The ER is the perfect edge case to illustrate this point: VIP care in that setting is intrinsically problematic, and has the potential to conflict with medical ethics and training.
One of the main skills in emergency medicine is triage - the ability to prioritize and stabilize sicker patients first. The idea that a VIP can cut to the head of the line regardless of medical acuity will cause cognitive dissonance in any ER doc, which is exactly what happened at NYU.
Whatever you think about VIPs, no one wants a situation where doctors feel pressured to act against their better judgment. The right thing to do in such a situation is to listen, reassess and change.
But when you deny that a system exists, it becomes very hard to change. Not only that, but when something that is not supposed to exist actually does, you can end up in a situation where boundaries are impossibly porous and anything goes.
One historical analogy that comes to mind is the Soviet Union. Social divisions, privileges, and abuses of power were ironically (if arguably) more extreme under Communism than under Capitalism, partly because the fiction that they did not exist allowed them to flourish unchecked.
This brings us to the best case against VIP medical care in general: professionalism - the notion that all patients are created equal.
Illness and death are the great equalizers. They are coming for us all, whether we are homeless, captains of industry, or even doctors.

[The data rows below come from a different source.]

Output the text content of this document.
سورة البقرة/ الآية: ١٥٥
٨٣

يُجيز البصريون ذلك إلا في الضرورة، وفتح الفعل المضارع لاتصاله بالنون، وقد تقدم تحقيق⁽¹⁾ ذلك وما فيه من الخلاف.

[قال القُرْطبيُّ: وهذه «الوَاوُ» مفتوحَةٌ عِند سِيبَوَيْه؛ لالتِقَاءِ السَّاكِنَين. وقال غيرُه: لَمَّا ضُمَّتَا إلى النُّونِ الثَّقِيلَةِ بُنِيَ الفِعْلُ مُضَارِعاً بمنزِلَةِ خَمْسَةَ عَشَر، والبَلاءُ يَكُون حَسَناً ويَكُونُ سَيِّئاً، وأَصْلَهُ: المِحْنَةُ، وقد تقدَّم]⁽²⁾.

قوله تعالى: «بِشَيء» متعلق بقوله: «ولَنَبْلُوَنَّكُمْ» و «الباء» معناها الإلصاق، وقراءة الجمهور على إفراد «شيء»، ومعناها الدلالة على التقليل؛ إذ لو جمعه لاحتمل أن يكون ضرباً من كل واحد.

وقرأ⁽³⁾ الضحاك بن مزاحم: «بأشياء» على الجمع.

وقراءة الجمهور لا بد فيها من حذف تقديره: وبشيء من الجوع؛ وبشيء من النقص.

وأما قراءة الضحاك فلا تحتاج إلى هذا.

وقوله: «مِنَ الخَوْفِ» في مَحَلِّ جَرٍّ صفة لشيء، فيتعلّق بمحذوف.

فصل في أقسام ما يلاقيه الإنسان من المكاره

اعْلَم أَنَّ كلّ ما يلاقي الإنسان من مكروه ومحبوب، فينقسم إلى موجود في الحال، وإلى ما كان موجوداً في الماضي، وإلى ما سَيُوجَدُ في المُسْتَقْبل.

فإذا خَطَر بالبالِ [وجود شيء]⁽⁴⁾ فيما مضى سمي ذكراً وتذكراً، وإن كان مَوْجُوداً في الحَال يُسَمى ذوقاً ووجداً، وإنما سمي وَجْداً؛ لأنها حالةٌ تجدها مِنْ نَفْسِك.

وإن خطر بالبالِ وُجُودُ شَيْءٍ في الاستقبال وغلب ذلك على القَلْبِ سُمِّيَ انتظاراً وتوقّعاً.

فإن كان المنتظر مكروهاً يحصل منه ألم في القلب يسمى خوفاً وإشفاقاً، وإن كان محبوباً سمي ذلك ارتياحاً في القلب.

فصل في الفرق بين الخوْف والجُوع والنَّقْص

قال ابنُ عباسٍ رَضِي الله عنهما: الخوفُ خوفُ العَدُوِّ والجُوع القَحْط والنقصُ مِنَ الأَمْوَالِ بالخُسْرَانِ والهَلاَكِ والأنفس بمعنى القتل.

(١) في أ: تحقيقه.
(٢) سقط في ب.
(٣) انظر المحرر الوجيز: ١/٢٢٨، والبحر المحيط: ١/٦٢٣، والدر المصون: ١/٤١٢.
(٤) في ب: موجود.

That universality was one of the things that attracted me to medicine, and I was pleased to find that its corollary - that all patients should be treated with respect, regardless of their status - was widely shared by my peers and taught as a basic and fundamental tenet of medical education.
Whether it always works out that way is another question altogether - let’s just say it’s a work in progress.
It is written in the Talmud that the best doctors are destined for Hell. The commentaries explain: eminent doctors do not fear sickness; they arrogantly decline to consult their colleagues; they sometimes cause death; and they refuse to heal the poor who cannot pay them.
That was over two thousand years ago. The more things change….
Anyway, balance the ideal against the reality of VIPs and it becomes clear that, at the very least, hospital VIP policies should be carefully thought out, implemented with intentionality, and open to reassessment.
So how should such a hospital VIP system work?
I don’t presume to be an expert, but I’ll go out on a limb and say that it should exclude the ER, and maybe look a little something like air travel.
First-class passengers get more space, softer blankets, and better food. But they take off, land, and - in the worst-case scenario - go down, with everyone else.
Similarly, let VIPs have bigger rooms with nicer views, gourmet food, and even hospital swag like comfy gowns and tote bags (actually a thing). But let doctors treat every patient to the best of their abilities - which happily, luckily, and generally speaking, is exactly what they want and are trained to do.
I like the analogy to airline travel.
I have a neighbor who is on the Board (or some kind of thing) at Mt. Sinai. One time she wanted to go to the ER due to a potential neurological issue. She called ahead - no waiting.
I met Allen Ginsberg at a book signing long time ago - he was cranky....😱
Seems to me that concierge medicine is similar to the VIP medicine you describe in hospitals, permitting patients who can afford and are willing to pay an extra fee better access to the most experienced physician in the practice. I’d like to read your take on that.